Northwestern University and the Department of Energy’s Fermi National Accelerator Laboratory (CSA CSM) have established a new research center where scientists will focus on advancing superconductivity, hoping to produce societal gains in the fields of particle physics, solid-state physics, materials science, medicine, energy and environmental sciences. Included are investigations into the upper limit of performance of superconductors for next-generation particle accelerators, the development of superconducting devices for quantum information science and technology and an expansion of superconducting materials research.
“Northwestern and Fermilab share a commitment to foundational discovery that can lead to transformative advances in many arenas,” says Jay Walsh, Northwestern VP for research. “By combining our efforts in this way, we create an ecosystem that provides the tools and collaborative environment to enable great scientists to pursue high-impact research. What is especially promising about this partnership is that each of our institutions brings unique strengths that allow us to meld theory and practice in exciting ways.”
Walsh’s colleagues at Fermilab agree, expressing enthusiasm about prospects for the new facility, called the Center for Applied Physics and Superconducting Technologies (CAPST). Anna Grassellino, CAPST co-director and a Fermilab physicist, is working to develop SRF cavities with improved performance at lower operational costs. Her research on nitrogen doping of niobium SRF cavities was a breakthrough discovery that led to a major improvement in the performance (quality factor) of SRF cavities. The Fermilab results have been adopted as the standard for SRF cavities for particle accelerators used in other research and industrial laboratories worldwide. The research is expected to enhance superconducting accelerators used for a broad spectrum of scientific machines, medical devices and nuclear energy applications.
“It is fascinating how particle accelerators can be very large and complex installations, but their ultimate performance depends strongly on the physics of superconducting materials at the nanometer scale,” Grassellino says. “At Fermilab, we have found that to push the boundaries of accelerator technology, we must confront the science and fundamental understanding of the physics in play in the superconducting materials used for cavities or for magnets. Fermilab knowledge and experience in the applied world, together with the knowledge and understanding of superconductivity from the Northwestern side, is a very powerful mix. And I can’t wait for this mix to guide us to the next breakthrough in accelerator technology.”
Members from each institution will meet in person at Fermilab and Northwestern about twice per month, and use SMART electronic whiteboards and video communication to share information more frequently. The team includes Northwestern faculty Venkat Chandrasekhar, William Halperin, John Ketterson, Jens Koch and Nate Stern, all experts in physics and astronomy, as well as David Seidman, materials science; and eight Fermilab staff members, including Grassellino and Alexander Romanenko, who hold adjunct appointments in physics and astronomy at the university.

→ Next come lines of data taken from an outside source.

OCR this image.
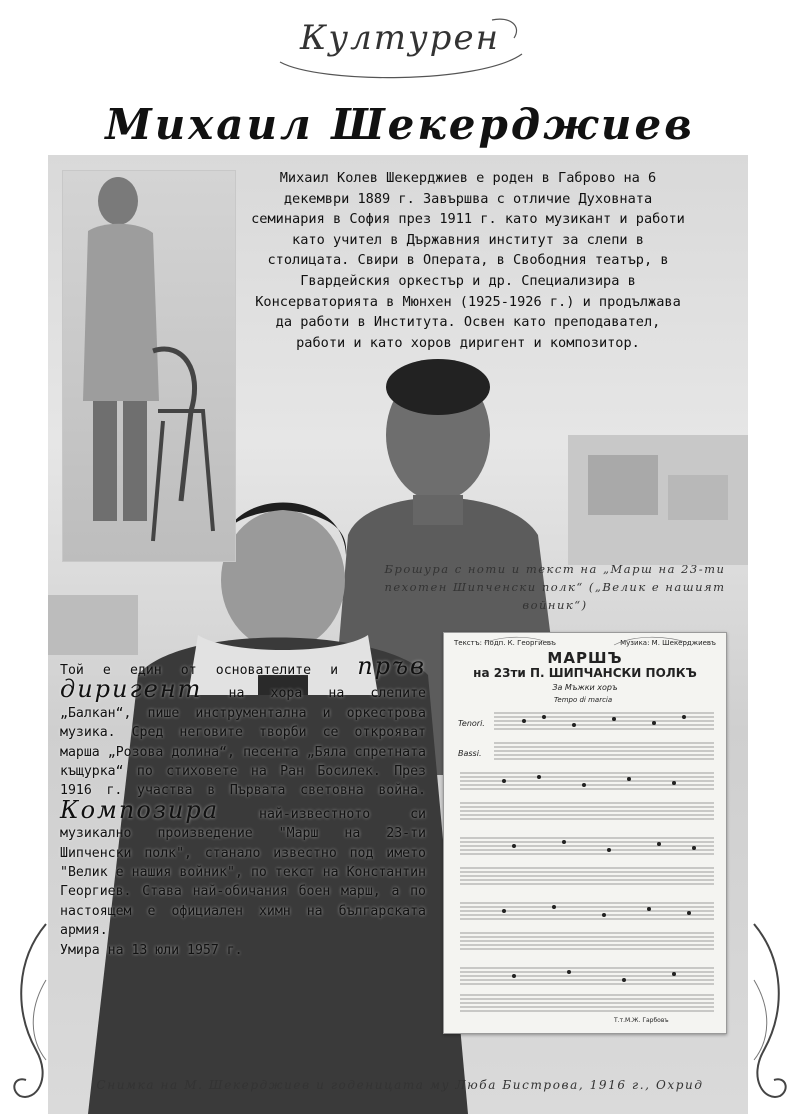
Културен
Михаил Шекерджиев
Михаил Колев Шекерджиев е роден в Габрово на 6 декември 1889 г. Завършва с отличие Духовната семинария в София през 1911 г. като музикант и работи като учител в Държавния институт за слепи в столицата. Свири в Операта, в Свободния театър, в Гвардейския оркестър и др. Специализира в Консерваторията в Мюнхен (1925-1926 г.) и продължава да работи в Института. Освен като преподавател, работи и като хоров диригент и композитор.
Брошура с ноти и текст на „Марш на 23-ти пехотен Шипченски полк“ („Велик е нашият войник“)
Текстъ: Подп. К. Георгиевъ	Музика: М. Шекерджиевъ
МАРШЪ
на 23ти П. ШИПЧАНСКИ ПОЛКЪ
За Мъжки хоръ
Tempo di marcia
Tenori.
Bassi.
Т.т.М.Ж. Гарбовъ
Той е един от основателите и пръв диригент на хора на слепите „Балкан“, пише инструментална и оркестрова музика. Сред неговите творби се открояват марша „Розова долина“, песента „Бяла спретната къщурка“ по стиховете на Ран Босилек. През 1916 г. участва в Първата световна война. Композира най-известното си музикално произведение "Марш на 23-ти Шипченски полк", станало известно под името "Велик е нашия войник", по текст на Константин Георгиев. Става най-обичания боен марш, а по настоящем е официален химн на българската армия.
Умира на 13 юли 1957 г.
Снимка на М. Шекерджиев и годеницата му Люба Бистрова, 1916 г., Охрид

The collaboration is already paying dividends, with Northwestern having been awarded a research grant for CAPST from the Physics Division of the National Science Foundation. “This new award will allow the CAPST research team to develop a detailed understanding for the physical processes that limit the accelerating field and quality factor of SRF cavities and with that knowledge to push the performance level toward theoretical limits,” says James Sauls, CAPST co-director and an expert in theoretical physics. “The grant from NSF will also help bring a greater presence of accelerator science to the university and provide new research opportunities for graduate students, both at Northwestern and Fermilab.”
A large variety of SRF cavities are used in particle accelerators. Fermilab produced its first high-energy particle beam on March 1, 1972. Since then hundreds of experiments have used Fermilab’s accelerators to study matter at ever-smaller length scales and investigate physical processes thought to take place in the early evolution of the universe.
In addition to SRF accelerators, CAPST will foster research and collaboration in the rapidly developing research field of quantum computing. Romanenko, for example, is leading the new SRF-based quantum computing architecture effort at Fermilab and a new subkelvin dilution refrigerator will be installed in the fall to begin experiments. And Koch, director of graduate studies in Northwestern’s Graduate Program in Applied Physics, is an expert in quantum electronics and superconducting quantum circuits (SQC).
Quantum computing based on SQCs takes advantage of the preservation of information provided by superconducting circuit elements. There are major efforts under way at universities, places like Google, Microsoft, IBM and Northrop-Grumman, and national laboratories to develop the next generation of computing machines based on quantum logic elements. CAPST will pursue superconducting based quantum circuits.
“Jens Koch is a leading expert in the theory of superconducting quantum circuits and has played an important role in discovering how to improve the performance of superconducting quantum bits (qubits), the basic element of a quantum computer,” Sauls says. “Fermilab and Northwestern already have basic research programs aimed at quantum computing. The combination of our efforts will allow us to pursue new directions with the goal of developing new types of qubits for next generation superconducting quantum devices.”